I could try a more direct approach, but since I think he's quite depressed upon occasion, I don't want to make it any worse, since I don't know how he'd react. He would probaly think that even his close friends have abandoned him, therefore everything in his life is a failure. I don't know that he'd do anything drastic, but I don't wish to find out.
What I have decided to do is to keep helping out - I have always believed in leading by example. If I get taken advantage of, so be it. I would rather that happen than fail to help a friend when they really needed it at a difficult time in their life. Who knows - maybe in the future he might be able to do the same favour for someone else. That is what I hope for.
by Darla
What makes me strong enough to withstand the blows against my self-esteem and sense of honour and goodness when I try and do the right thing?
Sometimes people mock me when I try to do good deeds. It seems strange, actually, because being a do-gooder would seem to me to be something to be encouraged, not scorned. Most people are only teasing, but there are a few who seem to be annoyed by it. I think this is because they do not share my ideals, or are cynical about them and think that I am wasting my time.
I think the biggest problem is caused when people have a different sense of what is ‘right’ and ‘wrong’ and all the grey areas in between. You can try to be as tolerant as you are capable of being, but sometimes the views of other people can be so diametrically opposed to your own as to make resolution impossible. I find this very frustrating, when I cannot find common ground with someone.
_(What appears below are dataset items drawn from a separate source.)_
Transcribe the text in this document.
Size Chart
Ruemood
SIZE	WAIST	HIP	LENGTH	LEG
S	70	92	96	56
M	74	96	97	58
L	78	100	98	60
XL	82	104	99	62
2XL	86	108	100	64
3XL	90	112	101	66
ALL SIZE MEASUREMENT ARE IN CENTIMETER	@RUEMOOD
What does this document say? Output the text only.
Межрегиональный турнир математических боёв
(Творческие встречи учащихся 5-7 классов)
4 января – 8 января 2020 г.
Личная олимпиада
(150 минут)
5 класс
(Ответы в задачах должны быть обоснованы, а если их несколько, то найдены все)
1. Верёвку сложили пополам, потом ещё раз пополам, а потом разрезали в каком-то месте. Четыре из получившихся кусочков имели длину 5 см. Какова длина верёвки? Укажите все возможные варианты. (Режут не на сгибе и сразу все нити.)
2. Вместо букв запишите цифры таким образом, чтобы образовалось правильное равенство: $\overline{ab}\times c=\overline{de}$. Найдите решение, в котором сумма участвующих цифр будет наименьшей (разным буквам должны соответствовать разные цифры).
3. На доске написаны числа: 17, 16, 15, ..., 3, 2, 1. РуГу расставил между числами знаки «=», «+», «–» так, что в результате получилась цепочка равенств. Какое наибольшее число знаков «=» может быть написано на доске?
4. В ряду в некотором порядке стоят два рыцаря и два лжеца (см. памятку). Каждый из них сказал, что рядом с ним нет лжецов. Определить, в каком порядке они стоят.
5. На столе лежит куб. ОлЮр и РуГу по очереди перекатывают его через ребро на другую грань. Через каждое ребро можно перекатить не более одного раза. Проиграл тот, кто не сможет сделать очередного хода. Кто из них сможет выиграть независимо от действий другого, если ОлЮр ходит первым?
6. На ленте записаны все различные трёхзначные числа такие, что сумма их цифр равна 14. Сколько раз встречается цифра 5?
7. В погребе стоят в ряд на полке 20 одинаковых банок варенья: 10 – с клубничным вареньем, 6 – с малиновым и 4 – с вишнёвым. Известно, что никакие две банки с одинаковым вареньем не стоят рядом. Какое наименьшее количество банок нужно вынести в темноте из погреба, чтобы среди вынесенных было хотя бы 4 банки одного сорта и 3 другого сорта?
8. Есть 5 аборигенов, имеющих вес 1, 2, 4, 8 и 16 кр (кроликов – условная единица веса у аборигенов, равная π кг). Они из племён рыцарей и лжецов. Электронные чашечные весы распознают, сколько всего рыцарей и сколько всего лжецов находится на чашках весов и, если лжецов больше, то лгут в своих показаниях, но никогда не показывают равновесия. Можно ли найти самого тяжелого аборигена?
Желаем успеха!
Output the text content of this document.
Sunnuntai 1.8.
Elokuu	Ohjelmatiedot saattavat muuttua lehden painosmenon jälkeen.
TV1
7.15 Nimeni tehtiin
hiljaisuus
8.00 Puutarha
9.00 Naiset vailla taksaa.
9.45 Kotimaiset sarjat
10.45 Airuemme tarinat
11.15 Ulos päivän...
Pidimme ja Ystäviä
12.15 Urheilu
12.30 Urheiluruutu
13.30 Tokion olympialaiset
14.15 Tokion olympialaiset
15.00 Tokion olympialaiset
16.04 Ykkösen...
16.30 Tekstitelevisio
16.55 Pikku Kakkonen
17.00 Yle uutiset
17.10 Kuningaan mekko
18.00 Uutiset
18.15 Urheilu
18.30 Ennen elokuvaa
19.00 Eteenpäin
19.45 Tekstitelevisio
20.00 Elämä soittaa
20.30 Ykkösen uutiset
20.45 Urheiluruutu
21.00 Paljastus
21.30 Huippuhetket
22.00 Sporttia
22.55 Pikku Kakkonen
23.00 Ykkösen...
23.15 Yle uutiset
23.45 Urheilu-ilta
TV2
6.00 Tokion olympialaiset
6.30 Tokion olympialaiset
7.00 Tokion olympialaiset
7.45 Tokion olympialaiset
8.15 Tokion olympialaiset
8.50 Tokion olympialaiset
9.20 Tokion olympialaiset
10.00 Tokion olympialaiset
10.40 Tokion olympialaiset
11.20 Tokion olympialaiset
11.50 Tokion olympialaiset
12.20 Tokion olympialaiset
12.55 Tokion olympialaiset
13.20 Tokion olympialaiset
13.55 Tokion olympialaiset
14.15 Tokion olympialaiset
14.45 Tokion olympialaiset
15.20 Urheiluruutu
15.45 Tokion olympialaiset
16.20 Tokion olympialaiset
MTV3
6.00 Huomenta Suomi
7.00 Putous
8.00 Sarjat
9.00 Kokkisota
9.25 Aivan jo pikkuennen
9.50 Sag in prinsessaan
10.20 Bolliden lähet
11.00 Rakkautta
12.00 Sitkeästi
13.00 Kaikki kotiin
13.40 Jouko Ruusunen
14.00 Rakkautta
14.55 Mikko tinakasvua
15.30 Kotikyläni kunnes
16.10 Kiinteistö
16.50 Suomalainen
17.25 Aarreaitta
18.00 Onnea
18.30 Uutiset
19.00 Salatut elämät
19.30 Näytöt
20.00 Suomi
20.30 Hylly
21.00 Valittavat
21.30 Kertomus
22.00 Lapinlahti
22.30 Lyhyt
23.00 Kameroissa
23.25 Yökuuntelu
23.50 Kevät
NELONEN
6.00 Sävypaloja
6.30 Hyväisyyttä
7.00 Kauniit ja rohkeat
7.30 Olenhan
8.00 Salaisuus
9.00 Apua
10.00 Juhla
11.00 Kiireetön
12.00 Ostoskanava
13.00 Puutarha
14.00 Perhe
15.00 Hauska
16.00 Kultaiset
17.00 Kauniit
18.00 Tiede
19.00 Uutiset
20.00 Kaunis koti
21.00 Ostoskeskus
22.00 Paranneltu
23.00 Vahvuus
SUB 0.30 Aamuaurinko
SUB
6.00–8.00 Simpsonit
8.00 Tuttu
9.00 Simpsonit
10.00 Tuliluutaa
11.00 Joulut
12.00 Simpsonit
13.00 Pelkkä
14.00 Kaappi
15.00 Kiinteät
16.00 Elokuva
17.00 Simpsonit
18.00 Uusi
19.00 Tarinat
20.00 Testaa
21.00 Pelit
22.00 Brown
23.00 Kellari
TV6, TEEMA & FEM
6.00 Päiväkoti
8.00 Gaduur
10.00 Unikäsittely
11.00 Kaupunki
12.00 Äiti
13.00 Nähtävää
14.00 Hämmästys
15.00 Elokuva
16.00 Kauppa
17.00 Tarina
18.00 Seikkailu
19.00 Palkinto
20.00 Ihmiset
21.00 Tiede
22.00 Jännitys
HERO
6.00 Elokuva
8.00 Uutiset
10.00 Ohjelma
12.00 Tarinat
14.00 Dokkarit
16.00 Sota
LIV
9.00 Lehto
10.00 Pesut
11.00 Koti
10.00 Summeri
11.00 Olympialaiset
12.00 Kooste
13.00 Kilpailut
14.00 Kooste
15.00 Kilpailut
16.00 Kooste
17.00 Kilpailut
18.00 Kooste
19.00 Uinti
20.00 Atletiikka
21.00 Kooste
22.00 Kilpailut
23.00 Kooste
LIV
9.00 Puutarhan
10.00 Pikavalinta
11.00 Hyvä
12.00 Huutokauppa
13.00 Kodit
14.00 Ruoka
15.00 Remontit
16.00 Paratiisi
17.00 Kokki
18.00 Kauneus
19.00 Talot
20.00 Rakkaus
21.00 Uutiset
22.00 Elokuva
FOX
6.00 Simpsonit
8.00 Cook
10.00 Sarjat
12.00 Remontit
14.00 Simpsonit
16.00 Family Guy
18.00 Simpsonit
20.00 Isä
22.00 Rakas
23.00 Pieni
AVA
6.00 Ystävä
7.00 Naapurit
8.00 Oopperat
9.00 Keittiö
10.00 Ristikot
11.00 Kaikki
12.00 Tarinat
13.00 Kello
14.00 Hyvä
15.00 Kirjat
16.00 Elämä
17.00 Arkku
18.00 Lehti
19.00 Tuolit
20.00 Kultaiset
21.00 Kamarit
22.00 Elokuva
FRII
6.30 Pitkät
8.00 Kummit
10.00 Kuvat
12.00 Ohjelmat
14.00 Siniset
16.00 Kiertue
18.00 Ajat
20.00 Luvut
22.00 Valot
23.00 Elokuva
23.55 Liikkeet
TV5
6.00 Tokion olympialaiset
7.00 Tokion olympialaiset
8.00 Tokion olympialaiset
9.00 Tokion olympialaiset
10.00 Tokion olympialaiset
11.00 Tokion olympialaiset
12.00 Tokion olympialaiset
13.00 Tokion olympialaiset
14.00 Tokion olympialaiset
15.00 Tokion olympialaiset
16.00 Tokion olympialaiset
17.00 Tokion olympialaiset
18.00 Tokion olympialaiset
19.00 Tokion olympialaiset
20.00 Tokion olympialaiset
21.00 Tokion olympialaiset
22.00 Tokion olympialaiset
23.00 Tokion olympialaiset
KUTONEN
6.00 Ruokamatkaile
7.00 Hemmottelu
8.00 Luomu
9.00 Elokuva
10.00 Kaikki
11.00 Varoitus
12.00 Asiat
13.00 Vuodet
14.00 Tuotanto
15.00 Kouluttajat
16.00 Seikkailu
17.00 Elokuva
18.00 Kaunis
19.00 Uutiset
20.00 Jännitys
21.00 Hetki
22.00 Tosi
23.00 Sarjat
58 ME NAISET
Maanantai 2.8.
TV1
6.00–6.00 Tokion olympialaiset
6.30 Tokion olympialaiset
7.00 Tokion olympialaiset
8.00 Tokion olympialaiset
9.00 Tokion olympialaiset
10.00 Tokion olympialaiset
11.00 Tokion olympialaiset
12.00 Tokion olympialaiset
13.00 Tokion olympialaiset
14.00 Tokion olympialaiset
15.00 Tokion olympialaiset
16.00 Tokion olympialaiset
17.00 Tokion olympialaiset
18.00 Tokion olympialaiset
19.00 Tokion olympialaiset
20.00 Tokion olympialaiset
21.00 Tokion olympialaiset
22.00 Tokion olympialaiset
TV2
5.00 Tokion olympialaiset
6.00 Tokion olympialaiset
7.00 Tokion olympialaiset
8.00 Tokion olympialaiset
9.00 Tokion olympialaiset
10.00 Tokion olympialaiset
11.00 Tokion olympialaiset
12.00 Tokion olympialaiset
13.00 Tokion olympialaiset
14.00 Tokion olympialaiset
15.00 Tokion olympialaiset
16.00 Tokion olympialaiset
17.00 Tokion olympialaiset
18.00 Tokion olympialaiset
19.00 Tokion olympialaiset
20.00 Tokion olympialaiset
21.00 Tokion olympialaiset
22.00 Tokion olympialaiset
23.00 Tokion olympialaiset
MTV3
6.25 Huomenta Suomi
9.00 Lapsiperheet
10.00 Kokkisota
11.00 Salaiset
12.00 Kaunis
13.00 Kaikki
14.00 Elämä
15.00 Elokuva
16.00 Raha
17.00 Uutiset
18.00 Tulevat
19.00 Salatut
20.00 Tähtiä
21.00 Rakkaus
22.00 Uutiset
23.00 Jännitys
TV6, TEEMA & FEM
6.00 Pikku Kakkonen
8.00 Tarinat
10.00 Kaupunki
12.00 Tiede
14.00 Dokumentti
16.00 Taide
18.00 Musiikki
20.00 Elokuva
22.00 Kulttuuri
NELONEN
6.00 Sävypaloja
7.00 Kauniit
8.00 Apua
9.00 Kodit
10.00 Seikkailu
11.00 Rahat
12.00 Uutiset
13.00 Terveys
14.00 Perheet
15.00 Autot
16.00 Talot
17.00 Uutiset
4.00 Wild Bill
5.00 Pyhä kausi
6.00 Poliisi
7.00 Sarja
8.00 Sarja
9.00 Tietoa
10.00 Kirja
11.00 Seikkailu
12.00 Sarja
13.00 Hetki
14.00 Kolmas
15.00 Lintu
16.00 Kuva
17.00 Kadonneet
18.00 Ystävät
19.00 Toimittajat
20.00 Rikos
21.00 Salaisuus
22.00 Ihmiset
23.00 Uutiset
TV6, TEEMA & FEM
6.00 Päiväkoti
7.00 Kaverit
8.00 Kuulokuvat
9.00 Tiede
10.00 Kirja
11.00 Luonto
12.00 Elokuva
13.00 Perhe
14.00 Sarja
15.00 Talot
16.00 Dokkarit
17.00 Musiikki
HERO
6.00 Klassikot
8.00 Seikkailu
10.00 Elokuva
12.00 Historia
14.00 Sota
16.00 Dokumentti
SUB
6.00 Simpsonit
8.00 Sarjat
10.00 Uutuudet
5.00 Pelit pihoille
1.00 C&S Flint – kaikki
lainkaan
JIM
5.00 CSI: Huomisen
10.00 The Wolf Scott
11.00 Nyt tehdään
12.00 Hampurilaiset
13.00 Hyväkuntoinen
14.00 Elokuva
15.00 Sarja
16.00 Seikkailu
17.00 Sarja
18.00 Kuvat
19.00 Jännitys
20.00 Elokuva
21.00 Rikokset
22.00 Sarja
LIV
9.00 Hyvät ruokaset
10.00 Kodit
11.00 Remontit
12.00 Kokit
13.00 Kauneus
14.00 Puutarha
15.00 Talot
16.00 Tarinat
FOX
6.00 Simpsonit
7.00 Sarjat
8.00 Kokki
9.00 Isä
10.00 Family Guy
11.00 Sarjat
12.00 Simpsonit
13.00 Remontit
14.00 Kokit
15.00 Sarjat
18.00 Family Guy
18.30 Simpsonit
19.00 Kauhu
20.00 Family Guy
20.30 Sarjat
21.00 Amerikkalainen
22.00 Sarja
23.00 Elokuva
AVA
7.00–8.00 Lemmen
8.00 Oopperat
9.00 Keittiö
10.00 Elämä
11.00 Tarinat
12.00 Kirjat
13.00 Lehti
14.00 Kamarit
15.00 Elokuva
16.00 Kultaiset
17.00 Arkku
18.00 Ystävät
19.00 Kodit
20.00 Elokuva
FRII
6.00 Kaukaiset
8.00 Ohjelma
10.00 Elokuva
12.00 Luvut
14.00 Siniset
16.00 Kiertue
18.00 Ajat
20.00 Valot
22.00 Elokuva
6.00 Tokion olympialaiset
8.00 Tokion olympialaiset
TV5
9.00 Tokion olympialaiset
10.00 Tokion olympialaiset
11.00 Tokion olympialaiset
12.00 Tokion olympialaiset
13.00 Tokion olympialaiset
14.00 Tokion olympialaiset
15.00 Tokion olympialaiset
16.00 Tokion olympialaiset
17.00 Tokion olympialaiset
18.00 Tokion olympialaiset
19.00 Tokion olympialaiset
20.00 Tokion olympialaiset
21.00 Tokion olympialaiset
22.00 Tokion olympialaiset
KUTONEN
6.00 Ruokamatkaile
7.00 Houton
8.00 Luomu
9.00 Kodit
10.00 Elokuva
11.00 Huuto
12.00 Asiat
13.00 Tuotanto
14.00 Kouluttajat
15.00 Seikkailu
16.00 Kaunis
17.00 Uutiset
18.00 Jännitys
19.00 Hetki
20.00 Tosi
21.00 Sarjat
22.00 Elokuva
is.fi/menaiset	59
I do not blame either of us, but I wish that it were otherwise.
There are also the cynics, who don’t believe that you can make a difference, so why bother.
Usually the goal of trying to be a good person and stand up for the ideals that I believe in is enough to keep me going through adversity. I am happy with what I am trying to do with my life – spread goodness and happiness to all those I can reach.
Sometimes, though, I can feel depressed and unmotivated by unfavorable reactions from people. This feeling usually doesn’t last long, however. Within a few days I have bounced back and am ready to continue. I think this is because I know in my heart that I am truly trying to do the right thing according to my beliefs, and that I have to have faith in myself for this task to be accomplished.
My faith in myself is supported by those things I know to be good qualities of mine:
Compassion – I have been called ‘soft-hearted’, but I do reach out to those in need, whether human or animal. Sometimes I have been berated for not making more distinction between the two and regarding humans as more important. I believe, however, that there is no evil in treating them equally, since I am trying to help both species.
Tolerance – I try to be accepting of people of all races and beliefs, even if I don’t always believe in them.
Mercy – I do not hold grudges. If a person is genuinely sorry and asks forgiveness, I find that I can no longer be angry.
Humour – I try to laugh often, and make others laugh as well. I like to make myself and others feel a bit happier. I know that I always feel better after I laugh.
When my faith in these qualities is not enough, I also draw strength
from a number of other sources:
My family and friends, who are all very close, provide love and support to one another, so I know I can turn to them if I need help or advice.
My husband, who is sometimes cynical about my beliefs, but who encourages me nonetheless and provides unconditional love and support in whatever I do.
Knowing that there are people out there who are working towards the same goal and that if we support each other in this task, the world will be a better place.
My confidence that the actions I do are helping to make the world a bit better, however small the amount.
My belief that trying to follow these ideals, even if I can’t do very much, is better than not trying at all.
This assignment has actually helped me to identify the sources of my
strength when fighting for a better world. I believe that the act of
identifying them will help me to draw more readily upon them in times
of need, and help me to continue my goal.